Can a foreigner buy? Yes, on equal footing
On titled land, foreigners have essentially the same property rights as Costa Ricans and can own in fee simple, with a National Registry that backs title. The only relevant restriction applies to the maritime-terrestrial zone, which does not affect inland properties like this one. The property can be titled in a personal name, through a company (S.A. or S.R.L.), or via a trust, depending on what suits succession, co-ownership, or planning needs.
The process, step by step
- Offer and purchase-sale option. An agreement is signed setting price, timelines, and conditions, usually with an initial deposit.
- Due diligence. The attorney verifies the registry study, the cadastral survey plan, land uses, water availability, possible easements, and that taxes are current. (For this property, the cadastral survey plan, registry study, and land-use certification are already in place, which speeds up this step.)
- Escrow. For a foreign buyer without a local account, the usual tool is an escrow agent authorized by SUGEF, which holds the funds and verifies their source (anti-money-laundering compliance).
- Closing and deed. In Costa Rica, the notary is always an attorney; they draft the transfer deed the parties sign at closing.
- Registration. The notary files and registers the deed with the National Registry. The Registry will not register the transfer if taxes are unpaid or if the seller's municipal tax is not current.

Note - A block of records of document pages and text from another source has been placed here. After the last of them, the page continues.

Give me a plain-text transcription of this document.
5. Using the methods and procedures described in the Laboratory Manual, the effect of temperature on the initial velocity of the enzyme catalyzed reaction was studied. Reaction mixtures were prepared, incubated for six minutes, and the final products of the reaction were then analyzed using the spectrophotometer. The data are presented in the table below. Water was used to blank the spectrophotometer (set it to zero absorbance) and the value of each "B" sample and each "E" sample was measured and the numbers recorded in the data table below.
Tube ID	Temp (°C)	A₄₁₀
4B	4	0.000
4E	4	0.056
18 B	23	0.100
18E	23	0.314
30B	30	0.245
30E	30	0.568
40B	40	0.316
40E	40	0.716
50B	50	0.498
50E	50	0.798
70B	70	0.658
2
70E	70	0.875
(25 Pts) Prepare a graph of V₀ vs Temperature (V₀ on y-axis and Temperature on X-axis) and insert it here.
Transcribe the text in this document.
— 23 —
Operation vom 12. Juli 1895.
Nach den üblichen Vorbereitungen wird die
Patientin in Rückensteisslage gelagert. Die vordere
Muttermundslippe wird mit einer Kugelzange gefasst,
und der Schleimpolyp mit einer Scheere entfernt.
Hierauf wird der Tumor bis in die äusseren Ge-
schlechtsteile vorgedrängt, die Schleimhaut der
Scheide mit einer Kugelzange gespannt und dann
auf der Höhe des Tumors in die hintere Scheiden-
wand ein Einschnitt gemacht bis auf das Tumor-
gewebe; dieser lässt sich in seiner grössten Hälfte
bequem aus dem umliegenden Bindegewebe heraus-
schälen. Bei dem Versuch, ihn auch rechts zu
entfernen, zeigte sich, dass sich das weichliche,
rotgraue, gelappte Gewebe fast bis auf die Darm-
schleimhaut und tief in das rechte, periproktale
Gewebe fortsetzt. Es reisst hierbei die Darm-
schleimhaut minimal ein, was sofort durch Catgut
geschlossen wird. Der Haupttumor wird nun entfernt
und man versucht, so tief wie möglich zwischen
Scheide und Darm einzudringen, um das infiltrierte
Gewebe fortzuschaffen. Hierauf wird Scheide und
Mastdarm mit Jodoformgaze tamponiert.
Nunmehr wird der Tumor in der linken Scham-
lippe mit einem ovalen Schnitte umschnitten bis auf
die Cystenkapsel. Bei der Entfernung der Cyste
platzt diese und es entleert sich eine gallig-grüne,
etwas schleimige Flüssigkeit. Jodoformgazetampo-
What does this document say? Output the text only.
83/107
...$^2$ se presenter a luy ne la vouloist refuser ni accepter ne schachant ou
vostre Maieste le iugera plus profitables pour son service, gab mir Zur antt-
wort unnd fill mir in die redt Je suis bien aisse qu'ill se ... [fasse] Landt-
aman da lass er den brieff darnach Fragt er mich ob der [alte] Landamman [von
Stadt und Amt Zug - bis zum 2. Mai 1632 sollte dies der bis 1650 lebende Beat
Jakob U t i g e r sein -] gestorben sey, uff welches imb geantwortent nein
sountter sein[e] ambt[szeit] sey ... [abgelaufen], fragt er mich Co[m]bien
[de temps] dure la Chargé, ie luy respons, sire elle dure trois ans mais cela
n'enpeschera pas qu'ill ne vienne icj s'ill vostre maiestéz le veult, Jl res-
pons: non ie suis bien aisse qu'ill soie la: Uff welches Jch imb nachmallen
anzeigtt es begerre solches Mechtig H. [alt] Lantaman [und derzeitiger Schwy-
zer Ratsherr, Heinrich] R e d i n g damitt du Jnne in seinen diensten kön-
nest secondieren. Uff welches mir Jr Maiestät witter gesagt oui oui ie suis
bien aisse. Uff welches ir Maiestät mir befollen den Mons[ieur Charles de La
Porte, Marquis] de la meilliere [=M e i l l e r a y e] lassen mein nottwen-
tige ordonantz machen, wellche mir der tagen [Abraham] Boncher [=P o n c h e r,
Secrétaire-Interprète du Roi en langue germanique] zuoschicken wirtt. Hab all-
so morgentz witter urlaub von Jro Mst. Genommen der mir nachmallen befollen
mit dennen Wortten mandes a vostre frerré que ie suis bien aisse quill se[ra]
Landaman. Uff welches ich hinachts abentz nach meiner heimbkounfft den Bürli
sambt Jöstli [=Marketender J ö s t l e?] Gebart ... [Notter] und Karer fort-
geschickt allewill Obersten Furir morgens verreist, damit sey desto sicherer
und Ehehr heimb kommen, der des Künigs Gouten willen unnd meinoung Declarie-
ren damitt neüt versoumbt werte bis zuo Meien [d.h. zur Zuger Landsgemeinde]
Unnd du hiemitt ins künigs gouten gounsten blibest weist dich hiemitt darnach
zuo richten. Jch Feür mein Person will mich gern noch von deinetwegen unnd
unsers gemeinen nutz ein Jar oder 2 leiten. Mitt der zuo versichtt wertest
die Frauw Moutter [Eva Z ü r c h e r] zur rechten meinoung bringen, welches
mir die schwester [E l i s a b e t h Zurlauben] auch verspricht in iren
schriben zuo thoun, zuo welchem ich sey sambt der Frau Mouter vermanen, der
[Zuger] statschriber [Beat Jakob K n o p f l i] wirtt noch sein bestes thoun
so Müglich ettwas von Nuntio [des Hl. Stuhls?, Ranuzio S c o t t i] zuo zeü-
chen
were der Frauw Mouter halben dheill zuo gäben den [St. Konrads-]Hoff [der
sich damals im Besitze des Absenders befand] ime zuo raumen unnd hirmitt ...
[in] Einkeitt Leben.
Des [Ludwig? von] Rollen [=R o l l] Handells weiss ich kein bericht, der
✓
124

Closing costs (approximate)
Fees are the same for foreigners and nationals, and are calculated on the higher of the sale price or the registered fiscal value:
- Transfer tax: 1.5%.
- Registration stamps and fees: approximately 0.8%.
- Notary/legal fees: around 1.25% (per the official schedule) + 13% VAT.
- Estimated total: on the order of 3.5% to 4% of the price (can reach 5% with escrow and other items).
- Real estate commission: around 5% + VAT, usually paid by the seller.
By custom the buyer assumes the closing costs, though their allocation can be negotiated.
Taxes as an owner
- Property tax: 0.25% per year of the registered value, paid to the municipality.
- Luxury home ("solidarity") tax: applies only to homes whose construction value exceeds a threshold set by the Treasury (in 2025, around ₡148 million / ~US$275,000). It does not apply to undeveloped land.
- Capital gains (on a future sale): 15% on the gain, in force since 2019, with certain exceptions.
The notary and registry transparency
Costa Rica has a single public National Registry: a good attorney can verify a parcel's ownership history, liens, and limitations in minutes. That transparency, together with predictable taxes, is part of what makes the market attractive and safe for the foreign investor.
Practical recommendations
- Work with a licensed Costa Rican attorney and notary experienced in transactions with foreigners.
- Do full due diligence; don't rush the process. This is exactly what the data room is built to support.
- Always use escrow to handle funds.
- Define the ownership structure (personal name vs. company) with your advisor, considering your tax and immigration goals.
And residency?
A purchase of a certain amount can also open the door to residency: Law 9996 allows applicants to qualify for residency by investment with a minimum of US$150,000. See the Costa Rica page for details.
This guide is general information and does not replace advice from a Costa Rican attorney or tax advisor. Amounts and percentages may change; confirm them before any transaction.